Ticket prices increased substantially in 2015. The cost is now 500 rupees for foreigners and 100 rupees for Indians during the day. Composite tickets, costing 300 rupees for Indians and 1,000 rupees for foreigners, are available. These tickets are valid for two days and include Amber Fort, Nahargarh Fort, Hawa Mahal, Jantar Mantar observatory, and Albert Hall Museum.
Admission to Amber Fort at night costs 100 rupees for both foreigners and Indians. Discounts on ticket prices are available for students, and children under the age of seven are free.
The ticket counter is located in Jaleb Chowk courtyard, across from Suraj Pol. You can hire an audio guide or official tourist guide there as well. Alternatively, tickets can be purchased online.
Tickets for the sound and light show cost 295 rupees per person, including tax, for both the English and Hindi shows. They can be purchased at various places including at the fort, Jantar Mantar, and Albert Hall Museum. If buying tickets at the fort, try to get there an hour before the show starts to ensure availability.
A popular way of reaching the top of Amber Fort is to ride on an elephant from the car park to Jaleb Chowk. However, due to concerns over the welfare of the elephants, some tourists are now choosing not to do this.
If you do go ahead with it, expect to pay 1,100 rupees per elephant (which can carry two people at a time). The rides take place in the mornings from 7 a.m. until 11.30 a.m. There used to also be afternoon rides. However, these were stopped in November 2017, so the elephants could rest. Be sure to arrive as early as possible to get one, as demand is high and it’s not possible to book in advance.
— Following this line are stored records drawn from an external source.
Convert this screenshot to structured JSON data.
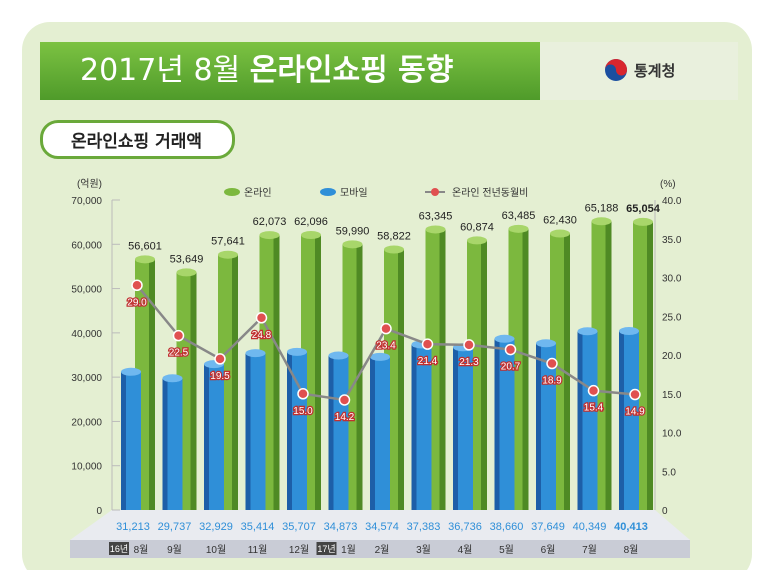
{
  "header": {
    "title_prefix": "2017년 8월",
    "title_main": "온라인쇼핑 동향",
    "logo_text": "통계청"
  },
  "subtitle": "온라인쇼핑 거래액",
  "chart_data": {
    "type": "bar",
    "categories": [
      "8월",
      "9월",
      "10월",
      "11월",
      "12월",
      "1월",
      "2월",
      "3월",
      "4월",
      "5월",
      "6월",
      "7월",
      "8월"
    ],
    "year_badges": {
      "0": "16년",
      "5": "17년"
    },
    "left_unit": "(억원)",
    "right_unit": "(%)",
    "ylim": [
      0,
      70000
    ],
    "y2lim": [
      0,
      40
    ],
    "yticks": [
      "0",
      "10,000",
      "20,000",
      "30,000",
      "40,000",
      "50,000",
      "60,000",
      "70,000"
    ],
    "y2ticks": [
      "0",
      "5.0",
      "10.0",
      "15.0",
      "20.0",
      "25.0",
      "30.0",
      "35.0",
      "40.0"
    ],
    "legend": [
      "온라인",
      "모바일",
      "온라인 전년동월비"
    ],
    "series": [
      {
        "name": "온라인",
        "type": "bar",
        "color": "#7cb83e",
        "values": [
          56601,
          53649,
          57641,
          62073,
          62096,
          59990,
          58822,
          63345,
          60874,
          63485,
          62430,
          65188,
          65054
        ],
        "labels": [
          "56,601",
          "53,649",
          "57,641",
          "62,073",
          "62,096",
          "59,990",
          "58,822",
          "63,345",
          "60,874",
          "63,485",
          "62,430",
          "65,188",
          "65,054"
        ]
      },
      {
        "name": "모바일",
        "type": "bar",
        "color": "#2f8fd8",
        "values": [
          31213,
          29737,
          32929,
          35414,
          35707,
          34873,
          34574,
          37383,
          36736,
          38660,
          37649,
          40349,
          40413
        ],
        "labels": [
          "31,213",
          "29,737",
          "32,929",
          "35,414",
          "35,707",
          "34,873",
          "34,574",
          "37,383",
          "36,736",
          "38,660",
          "37,649",
          "40,349",
          "40,413"
        ]
      },
      {
        "name": "온라인 전년동월비",
        "type": "line",
        "axis": "right",
        "color": "#e05050",
        "values": [
          29.0,
          22.5,
          19.5,
          24.8,
          15.0,
          14.2,
          23.4,
          21.4,
          21.3,
          20.7,
          18.9,
          15.4,
          14.9
        ],
        "labels": [
          "29.0",
          "22.5",
          "19.5",
          "24.8",
          "15.0",
          "14.2",
          "23.4",
          "21.4",
          "21.3",
          "20.7",
          "18.9",
          "15.4",
          "14.9"
        ]
      }
    ]
  }
}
Joyrides on Segway scooters have been introduced at Amber Fort. The tours run from 11 a.m. until 1 p.m. every Sunday, Monday, Wednesday and Friday.
What to See
Made out of sandstone and marble, Amber Fort consists of a series of four courtyards, palaces, halls, and gardens. At its entrance lies the primary courtyard, known as Jaleb Chowk. It’s here that the king’s soldiers assembled and paraded themselves around. Suraj Pol (Sun Gate) and Chand Pol (Moon Gate) lead into this courtyard.
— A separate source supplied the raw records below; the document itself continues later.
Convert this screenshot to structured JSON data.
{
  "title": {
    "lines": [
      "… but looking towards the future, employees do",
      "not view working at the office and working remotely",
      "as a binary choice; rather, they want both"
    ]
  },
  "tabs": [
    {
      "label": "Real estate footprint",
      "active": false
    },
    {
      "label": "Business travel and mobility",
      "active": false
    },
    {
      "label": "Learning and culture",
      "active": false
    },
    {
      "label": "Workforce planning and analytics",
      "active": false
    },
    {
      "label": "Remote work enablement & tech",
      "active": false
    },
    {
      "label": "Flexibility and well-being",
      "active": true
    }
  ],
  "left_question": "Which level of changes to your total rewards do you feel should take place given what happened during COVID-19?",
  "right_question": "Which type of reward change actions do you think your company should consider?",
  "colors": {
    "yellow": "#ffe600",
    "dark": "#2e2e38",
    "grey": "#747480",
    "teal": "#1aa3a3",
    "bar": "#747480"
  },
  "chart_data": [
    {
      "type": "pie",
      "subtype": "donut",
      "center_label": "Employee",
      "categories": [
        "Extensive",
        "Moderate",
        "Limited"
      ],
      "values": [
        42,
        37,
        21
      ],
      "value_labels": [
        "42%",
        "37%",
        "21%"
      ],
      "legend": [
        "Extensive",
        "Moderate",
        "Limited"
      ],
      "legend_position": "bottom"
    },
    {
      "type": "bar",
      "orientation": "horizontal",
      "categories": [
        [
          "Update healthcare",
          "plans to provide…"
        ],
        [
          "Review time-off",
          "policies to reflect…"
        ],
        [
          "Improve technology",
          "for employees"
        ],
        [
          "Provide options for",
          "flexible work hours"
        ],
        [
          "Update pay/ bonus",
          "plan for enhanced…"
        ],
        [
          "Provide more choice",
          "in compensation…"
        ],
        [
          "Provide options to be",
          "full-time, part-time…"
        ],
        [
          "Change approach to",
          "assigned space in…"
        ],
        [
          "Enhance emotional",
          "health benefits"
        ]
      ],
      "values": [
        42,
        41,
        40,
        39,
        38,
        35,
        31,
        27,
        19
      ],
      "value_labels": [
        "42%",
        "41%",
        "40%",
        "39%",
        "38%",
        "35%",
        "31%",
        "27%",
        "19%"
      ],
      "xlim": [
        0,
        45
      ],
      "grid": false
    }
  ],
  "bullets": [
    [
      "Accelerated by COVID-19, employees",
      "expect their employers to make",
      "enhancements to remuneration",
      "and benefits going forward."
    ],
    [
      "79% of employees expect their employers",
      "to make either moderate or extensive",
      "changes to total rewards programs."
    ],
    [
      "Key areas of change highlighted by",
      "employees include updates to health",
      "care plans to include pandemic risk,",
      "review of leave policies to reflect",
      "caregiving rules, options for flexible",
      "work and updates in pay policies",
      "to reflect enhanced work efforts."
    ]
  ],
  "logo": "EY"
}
Easy to miss, to the right are some small steps leading to Shila Devi temple. It’s open from 6 a.m. until noon, and again from 4 p.m. until 8 p.m. Sacrifices were part of the temple rituals, as the goddess is an incarnation of Kali. Legend has it that human heads were originally offered to the goddess before she was persuaded to accept goats!
Head inside the fort, up the stately staircase from Jaleb Chowk courtyard, and you’ll reach the second courtyard that houses the Diwan-e-Aam (Hall of Public Audience) with its many pillars.
The third courtyard, accessed through the ornate mosaic Ganesh Pol, is where the king’s private quarters were located. It has two buildings separated by an expansive ornamental garden. It’s here that you’ll marvel over the fort’s most exquisite part — the Diwan-e-Khas (Hall of Private Audiences). Its walls are covered in intricate mirror work, using glass imported from Belgium. Hence, it’s also called Sheesh Mahal (Hall of Mirrors). The upper part of Diwan-e-Khas, known as Jas Mandir, has delicate floral designs with glass in them. The other building, on the opposite side of the garden, is Sukh Niwas. A place of pleasure, it’s where the king reportedly relaxed with his ladies.
At the rear of the fort lies the fourth courtyard and Palace of Man Singh, which has the zenana (women’s quarters). One of the oldest parts of the fort, it was completed in 1599. It has many rooms around it where the king kept each of his wives and visited them when he wished. At its center is a pavilion where the queens used to meet. The courtyard’s exit leads down to the town of Amber.
Unfortunately, the king’s bedroom (near the Sheesh Mahal) remains closed. However, you can sometimes buy a separate ticket (from inside the area where it’s located) to see it. Its marvelous ceiling is covered in small mirrors that give the impression of a starry night when a candle is lit.
Amber Fort also has an open-air passage that connects it to Jaigarh Fort. Tourists can walk along it from Ganesh Pol, or be transported by golf cart.